Sunday 5 March 2017

Logan Review - Last Start For Hugh Jackman

Logan

Previous Wolverine screen outings suddenly feel a little fluffy and domesticated next to the feral rage of Logan. This is the adamantium-clawed assault of a movie that fans have been waiting for all along.

But just as the film-making starts to feel legitimately dangerous, the subject, Hugh Jackman’s troubled mutant, is starting to lose his punch. Something is poisoning him from the inside; it takes longer to recover from each new bout with the forces that would see his kind wiped from the face of the earth.

Once again, Wolverine unwillingly finds himself in a protector role. He is nursemaid to both the ailing Professor X (neat sound design captures the effect that brain disease has on the world’s most dangerous mind).

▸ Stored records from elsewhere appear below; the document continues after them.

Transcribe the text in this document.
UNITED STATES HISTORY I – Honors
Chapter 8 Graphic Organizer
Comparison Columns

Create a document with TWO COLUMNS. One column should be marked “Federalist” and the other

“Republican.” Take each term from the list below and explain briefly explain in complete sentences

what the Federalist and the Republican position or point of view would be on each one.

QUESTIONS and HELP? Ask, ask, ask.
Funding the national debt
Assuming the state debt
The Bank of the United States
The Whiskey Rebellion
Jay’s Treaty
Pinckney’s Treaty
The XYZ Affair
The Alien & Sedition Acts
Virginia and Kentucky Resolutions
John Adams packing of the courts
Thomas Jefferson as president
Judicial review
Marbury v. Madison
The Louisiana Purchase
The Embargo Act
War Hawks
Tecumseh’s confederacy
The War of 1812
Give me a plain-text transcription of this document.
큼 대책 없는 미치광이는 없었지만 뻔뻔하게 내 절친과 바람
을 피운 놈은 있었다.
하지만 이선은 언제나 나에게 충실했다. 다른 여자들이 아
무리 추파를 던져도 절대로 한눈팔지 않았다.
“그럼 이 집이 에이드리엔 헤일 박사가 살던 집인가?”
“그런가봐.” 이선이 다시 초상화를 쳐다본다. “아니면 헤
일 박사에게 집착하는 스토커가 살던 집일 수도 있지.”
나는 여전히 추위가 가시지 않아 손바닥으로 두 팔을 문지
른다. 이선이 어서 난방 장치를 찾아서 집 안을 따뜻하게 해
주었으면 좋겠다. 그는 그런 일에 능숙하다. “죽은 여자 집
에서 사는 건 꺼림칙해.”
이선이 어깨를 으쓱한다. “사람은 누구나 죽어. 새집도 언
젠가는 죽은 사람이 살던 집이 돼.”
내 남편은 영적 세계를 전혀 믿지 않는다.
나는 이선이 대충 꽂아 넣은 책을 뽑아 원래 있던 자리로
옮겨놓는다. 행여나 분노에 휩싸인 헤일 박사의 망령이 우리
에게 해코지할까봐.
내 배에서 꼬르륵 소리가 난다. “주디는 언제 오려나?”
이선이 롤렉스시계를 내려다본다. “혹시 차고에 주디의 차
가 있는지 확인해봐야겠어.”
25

And to Laura (Dafne Keen, compelling), a child in whom he recognises the best and worst of himself. Perhaps the main question is why Laura speaks Spanish while the other children raised alongside her in Mexico speak American-accented English. However, it’s not enough to derail the story.

The score is particularly well used – from the woozy, barbiturate-blunted music of the first act, to the rumbling pulse of threat that drives us through the second two, it meshes brilliantly with the sound design. Tightly plotted and ruthlessly bloodthirsty, this is an impressive return to form for the X-Men franchise.